Fertility, the future, and what falls between

Flowers and trees
  • Aperture: f/6.3
  • Focal Length: 300mm
  • ISO: 200
  • Shutter: 1/1000 sec
  • Camera: NIKON D80

Northport, Alabama

I’m a thunderstorm in the making, hot Santa Ana winds scorching through me, a cold nor’easter howling down from the hills. I’m passionate and bored, frustrated and content, writing words in flames as a pervasive hoarfrost creeps over them. I’m restless. I’m ambivalent. I’m happy. I’m sad. And sometimes I’m nothing at all.

The air today was much the same, hot mixing with cool, blue skies blending with a hint of something darker. It felt dangerous. It felt right. And so I did something I don’t do very often. I let go. Walked away.

I wandered rows of sweet smelling basil, crushing the verdant leaves between my fingertips. I inhaled the pungent chemical tang of lanky tomato plants and pulled strands of chives through my teeth, heedless of the soil still clinging. I rubbed velvety folds of lavender over my lips, brushed my cheek against deceptively soft needles of rosemary.

I left the BlackBerry, and its cold empty screen, in the darkness of the trunk.

Back home, plants strewn along my flower bed, I pondered the way time passes. A year ago today, I was boarding Amtrak’s Crescent, giddy-terrified, dreading, hoping, pacing, praying. Because I took the train to Philadelphia, I drove to Pensacola. Because I drove to Pensacola, I flew to Philly. Because I flew to Philly, I flew to Boston. Because I flew to Boston, I drove to New Orleans. Because I drove to New Orleans, I drove to Ashburn, Ga.
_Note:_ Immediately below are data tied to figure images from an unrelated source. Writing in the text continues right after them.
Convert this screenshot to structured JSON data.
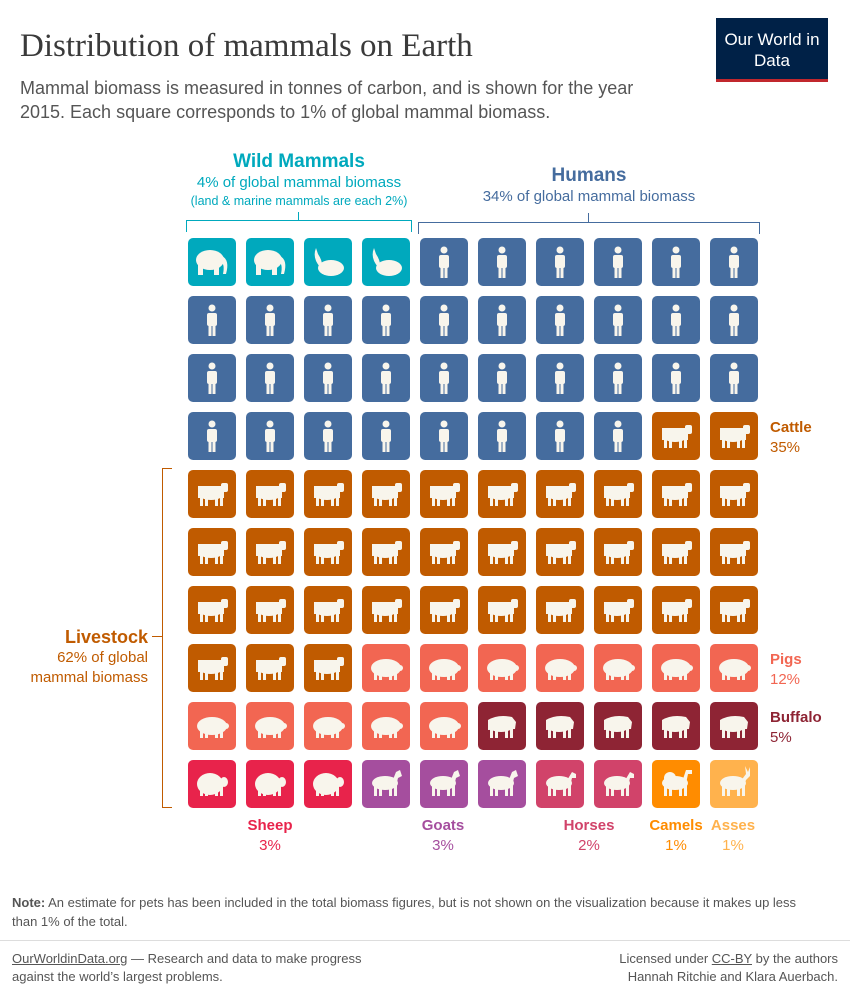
{
  "header": {
    "title": "Distribution of mammals on Earth",
    "subtitle": "Mammal biomass is measured in tonnes of carbon, and is shown for the year 2015. Each square corresponds to 1% of global mammal biomass.",
    "logo": "Our World in Data"
  },
  "groups": {
    "wild": {
      "title": "Wild Mammals",
      "line1": "4% of global mammal biomass",
      "line2": "(land & marine mammals are each 2%)",
      "color": "#00A9BD"
    },
    "humans": {
      "title": "Humans",
      "line1": "34% of global mammal biomass",
      "color": "#456C9E"
    },
    "livestock": {
      "title": "Livestock",
      "line1": "62% of global",
      "line2": "mammal biomass",
      "color": "#C05B00"
    }
  },
  "chart_data": {
    "type": "waffle",
    "unit": "1% of global mammal biomass per square",
    "grid": [
      10,
      10
    ],
    "categories": [
      {
        "name": "Land mammals",
        "value": 2,
        "color": "#00A9BD",
        "icon": "elephant-icon"
      },
      {
        "name": "Marine mammals",
        "value": 2,
        "color": "#00A9BD",
        "icon": "whale-icon"
      },
      {
        "name": "Humans",
        "value": 34,
        "color": "#456C9E",
        "icon": "human-icon"
      },
      {
        "name": "Cattle",
        "value": 35,
        "color": "#C05B00",
        "icon": "cow-icon",
        "label": "Cattle",
        "pct": "35%"
      },
      {
        "name": "Pigs",
        "value": 12,
        "color": "#F26652",
        "icon": "pig-icon",
        "label": "Pigs",
        "pct": "12%"
      },
      {
        "name": "Buffalo",
        "value": 5,
        "color": "#8E2434",
        "icon": "buffalo-icon",
        "label": "Buffalo",
        "pct": "5%"
      },
      {
        "name": "Sheep",
        "value": 3,
        "color": "#E8234B",
        "icon": "sheep-icon",
        "label": "Sheep",
        "pct": "3%"
      },
      {
        "name": "Goats",
        "value": 3,
        "color": "#A54E9E",
        "icon": "goat-icon",
        "label": "Goats",
        "pct": "3%"
      },
      {
        "name": "Horses",
        "value": 2,
        "color": "#D1436A",
        "icon": "horse-icon",
        "label": "Horses",
        "pct": "2%"
      },
      {
        "name": "Camels",
        "value": 1,
        "color": "#FF8C00",
        "icon": "camel-icon",
        "label": "Camels",
        "pct": "1%"
      },
      {
        "name": "Asses",
        "value": 1,
        "color": "#FFB24D",
        "icon": "donkey-icon",
        "label": "Asses",
        "pct": "1%"
      }
    ]
  },
  "note": {
    "label": "Note:",
    "text": " An estimate for pets has been included in the total biomass figures, but is not shown on the visualization because it makes up less than 1% of the total."
  },
  "footer": {
    "link": "OurWorldinData.org",
    "left": " — Research and data to make progress against the world’s largest problems.",
    "right1": "Licensed under ",
    "license": "CC-BY",
    "right2": " by the authors",
    "right3": "Hannah Ritchie and Klara Auerbach."
  }
}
Again and again, I slammed my shovel into the hard earth, tears glistening, a wry smile playing along my lips. Perhaps I would have kept crying, mud streaking my face with every backwards swipe of my glove. Instead, I stopped to watch a long, purple worm writhing in the rich, black soil. What a wondrous world, this mystical place where I live so seldom. I spend my days trapped in my head, lost between the past and the future, trapped between regret and disappointment. And yet, life goes on.

The Early Girls I planted won’t bear tomatoes until June. The Red Beefsteaks will take even longer. I will be 34 by the time the red and yellow bell peppers hang heavy from their branches. The air will be turning cooler and thoughts will be turning to football by the time the lavender is tall.

Three months feels like forever. Six months feels like an eternity. I’ve made the commitment, and the best is yet to come. I know this. There’s satisfaction to be had in keeping these fledgling plants alive in the dry onslaught of summer. There’s a muted joy in dreaming of that first taste, that first moment when all the work and waiting finally comes to fruition. So much can go wrong before anything goes right. And even then there are no guarantees.

My snapdragons were lovely for only a few days. A storm destroyed them last night, leaving a few ragtag blossoms for my desk, but they were intensely beautiful for the time they lasted. There’s nothing else that can be done. The worm will someday wriggle along my spine. The breezy afternoons will give way to a pallid stillness. The fires will smolder, then ash over. Such is life.

And even knowing this, still the soul screams “Not yet! Not yet!” And still the lips whisper, “Please.” And still the eyes close, and the head bows in deference. The ways of the universe are deep and wide, black velvet strewn with a Milky Way of dreams. They can’t be rushed.